Dans leur petit appartement, tout se trouvait disposé pour l’intimité complète d’un jeune ménage, et rien ne se prêtait à d’autres arrangements. Transformer la salle à manger en chambre à coucher, quoique gênant, c’eût été possible, mais il fallait acheter un lit. Or, madame Desfayes ne disposait que de l’argent nécessaire aux dépenses de la semaine. Le temps, la force de sortir lui manquaient aussi, et surtout l’audace. On s’étonnerait… Que diraient les gens ? Ferdinand surtout… Plus d’une résolution s’est brisée contre des obstacles aussi vulgaires.

Morne, inquiète, désespérée, elle attendit le soir, espérant vaguement des circonstances l’aide dont elle avait besoin toujours. Elle essayait parfois de rassembler ses forces pour la résistance, mais elle ne parvenait qu’à les épuiser par ses terreurs. Et puis, elle ressentait dans les flancs des douleurs sourdes, et tremblait pour son enfant.

Mathilde, qui vint la voir, irrita son chagrin sans la fortifier. La force ne se communique point.

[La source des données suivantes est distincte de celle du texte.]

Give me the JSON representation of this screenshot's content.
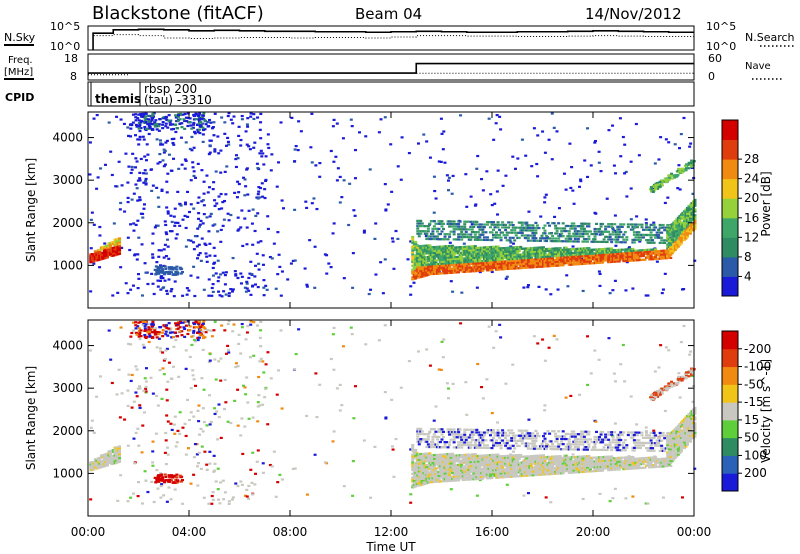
{
  "header": {
    "station": "Blackstone (fitACF)",
    "beam": "Beam 04",
    "date": "14/Nov/2012"
  },
  "noise_panel": {
    "left_label": "N.Sky",
    "right_label": "N.Search",
    "ytick_top": "10^5",
    "ytick_bottom": "10^0",
    "sky_noise_log10": [
      3.5,
      4.2,
      4.3,
      4.2,
      4.0,
      4.1,
      4.0,
      3.9,
      3.9,
      3.8,
      3.8,
      3.7,
      3.8,
      3.9,
      3.8,
      3.7,
      3.7,
      3.8,
      3.8,
      3.9,
      4.0,
      3.9,
      3.8,
      3.7
    ],
    "search_noise_log10": [
      3.0,
      3.2,
      3.0,
      2.5,
      2.4,
      2.5,
      2.6,
      2.6,
      2.5,
      2.6,
      2.6,
      2.5,
      2.7,
      3.0,
      3.0,
      2.9,
      2.9,
      2.8,
      2.8,
      2.9,
      3.0,
      2.9,
      2.8,
      2.8
    ]
  },
  "freq_panel": {
    "left_label_1": "Freq.",
    "left_label_2": "[MHz]",
    "right_label": "Nave",
    "ytick_left_top": "18",
    "ytick_left_bottom": "8",
    "ytick_right_top": "60",
    "ytick_right_bottom": "0",
    "nave_segments": [
      {
        "start_h": 0.0,
        "end_h": 13.0,
        "value": 16
      },
      {
        "start_h": 13.0,
        "end_h": 24.0,
        "value": 38
      }
    ],
    "freq_segments": [
      {
        "start_h": 0.0,
        "end_h": 1.6,
        "value": 10
      },
      {
        "start_h": 1.6,
        "end_h": 24.0,
        "value": 10.6
      }
    ]
  },
  "cpid_panel": {
    "label": "CPID",
    "entries": [
      {
        "start_h": 0.0,
        "text": "themis"
      },
      {
        "start_h": 1.85,
        "text": "rbsp 200",
        "text2": "(tau) -3310"
      }
    ]
  },
  "chart_data": [
    {
      "type": "heatmap",
      "title": "Power",
      "xlabel": "Time UT",
      "ylabel": "Slant Range [km]",
      "xlim": [
        0,
        24
      ],
      "ylim": [
        0,
        4600
      ],
      "xticks": [
        "00:00",
        "04:00",
        "08:00",
        "12:00",
        "16:00",
        "20:00",
        "00:00"
      ],
      "yticks": [
        "1000",
        "2000",
        "3000",
        "4000"
      ],
      "colorbar": {
        "label": "Power [dB]",
        "ticks": [
          "4",
          "8",
          "12",
          "16",
          "20",
          "24",
          "28"
        ],
        "colors": [
          "#1a1ad9",
          "#2a5aa8",
          "#2e8b62",
          "#3fa66a",
          "#95d13a",
          "#f0c419",
          "#f08a10",
          "#e03d0e",
          "#d40000"
        ]
      },
      "echo_bands": [
        {
          "t0": 0.05,
          "t1": 1.2,
          "r_low_start": 1100,
          "r_low_end": 1300,
          "r_high_start": 1300,
          "r_high_end": 1700,
          "level": 6,
          "core_level": 8
        },
        {
          "t0": 12.8,
          "t1": 13.4,
          "r_low_start": 700,
          "r_low_end": 800,
          "r_high_start": 1700,
          "r_high_end": 1100,
          "level": 5,
          "core_level": 7
        },
        {
          "t0": 13.0,
          "t1": 23.0,
          "r_low_start": 800,
          "r_low_end": 1200,
          "r_high_start": 1500,
          "r_high_end": 1400,
          "level": 4,
          "core_level": 7
        },
        {
          "t0": 22.9,
          "t1": 24.0,
          "r_low_start": 1200,
          "r_low_end": 1900,
          "r_high_start": 1900,
          "r_high_end": 2600,
          "level": 4,
          "core_level": 6
        }
      ]
    },
    {
      "type": "heatmap",
      "title": "Velocity",
      "xlabel": "Time UT",
      "ylabel": "Slant Range [km]",
      "xlim": [
        0,
        24
      ],
      "ylim": [
        0,
        4600
      ],
      "xticks": [
        "00:00",
        "04:00",
        "08:00",
        "12:00",
        "16:00",
        "20:00",
        "00:00"
      ],
      "yticks": [
        "1000",
        "2000",
        "3000",
        "4000"
      ],
      "colorbar": {
        "label": "Velocity [m s^-1]",
        "ticks": [
          "200",
          "100",
          "50",
          "15",
          "-15",
          "-50",
          "-100",
          "-200"
        ],
        "colors": [
          "#1a1ad9",
          "#2a62b8",
          "#2e8b62",
          "#5ecf3a",
          "#c8c8c0",
          "#f0c419",
          "#f08a10",
          "#e03d0e",
          "#d40000"
        ]
      }
    }
  ]
}
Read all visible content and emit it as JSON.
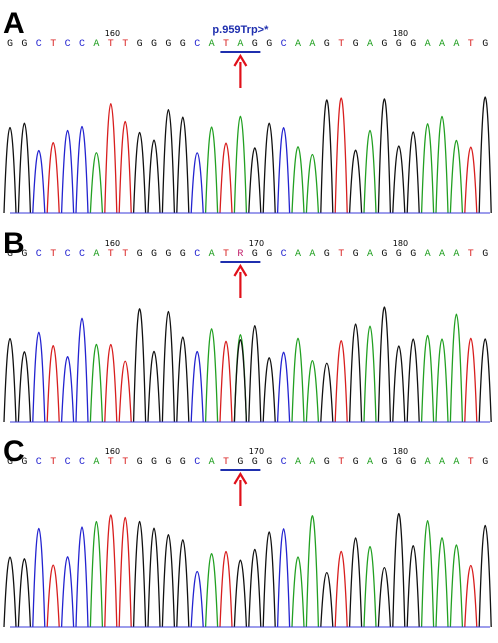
{
  "colors": {
    "A": "#22a022",
    "C": "#2323d0",
    "G": "#111111",
    "T": "#d81e1e",
    "R": "#c01f6a",
    "underline": "#1f2fae",
    "arrow": "#e0101a"
  },
  "panels": [
    {
      "letter": "A",
      "sequence": [
        "G",
        "G",
        "C",
        "T",
        "C",
        "C",
        "A",
        "T",
        "T",
        "G",
        "G",
        "G",
        "G",
        "C",
        "A",
        "T",
        "A",
        "G",
        "G",
        "C",
        "A",
        "A",
        "G",
        "T",
        "G",
        "A",
        "G",
        "G",
        "G",
        "A",
        "A",
        "A",
        "T",
        "G"
      ],
      "position_labels": [
        {
          "text": "160",
          "index": 7
        },
        {
          "text": "180",
          "index": 27
        }
      ],
      "mutation_label": "p.959Trp>*",
      "highlight_index": 16
    },
    {
      "letter": "B",
      "sequence": [
        "G",
        "G",
        "C",
        "T",
        "C",
        "C",
        "A",
        "T",
        "T",
        "G",
        "G",
        "G",
        "G",
        "C",
        "A",
        "T",
        "R",
        "G",
        "G",
        "C",
        "A",
        "A",
        "G",
        "T",
        "G",
        "A",
        "G",
        "G",
        "G",
        "A",
        "A",
        "A",
        "T",
        "G"
      ],
      "position_labels": [
        {
          "text": "160",
          "index": 7
        },
        {
          "text": "170",
          "index": 17
        },
        {
          "text": "180",
          "index": 27
        }
      ],
      "mutation_label": "",
      "highlight_index": 16
    },
    {
      "letter": "C",
      "sequence": [
        "G",
        "G",
        "C",
        "T",
        "C",
        "C",
        "A",
        "T",
        "T",
        "G",
        "G",
        "G",
        "G",
        "C",
        "A",
        "T",
        "G",
        "G",
        "G",
        "C",
        "A",
        "A",
        "G",
        "T",
        "G",
        "A",
        "G",
        "G",
        "G",
        "A",
        "A",
        "A",
        "T",
        "G"
      ],
      "position_labels": [
        {
          "text": "160",
          "index": 7
        },
        {
          "text": "170",
          "index": 17
        },
        {
          "text": "180",
          "index": 27
        }
      ],
      "mutation_label": "",
      "highlight_index": 16
    }
  ]
}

Le souper fut aussi triste qu’avait été le dîner. Quand Louise se trouvait là, Ferdinand prenait occasion de marquer de la sollicitude pour Claire, en lui offrant quelque chose. Seuls, ils se taisaient.

La jeune femme était d’une pâleur extrême. Renversée sur sa chaise, une main sur la table, elle détournait ses regards de Ferdinand, et le mouvement haletant de son sein gonflé, qui soulevait et abaissait les plis de son peignoir, faisait penser à l’être qui habitait en elle, et qui, souffrant avec elle, déjà, dans ses rêves embryonnaires, recevait les impressions de la douleur.

— Tu n’es pas bien là, sur cette chaise, Claire ; tu ferais mieux de te mettre au lit.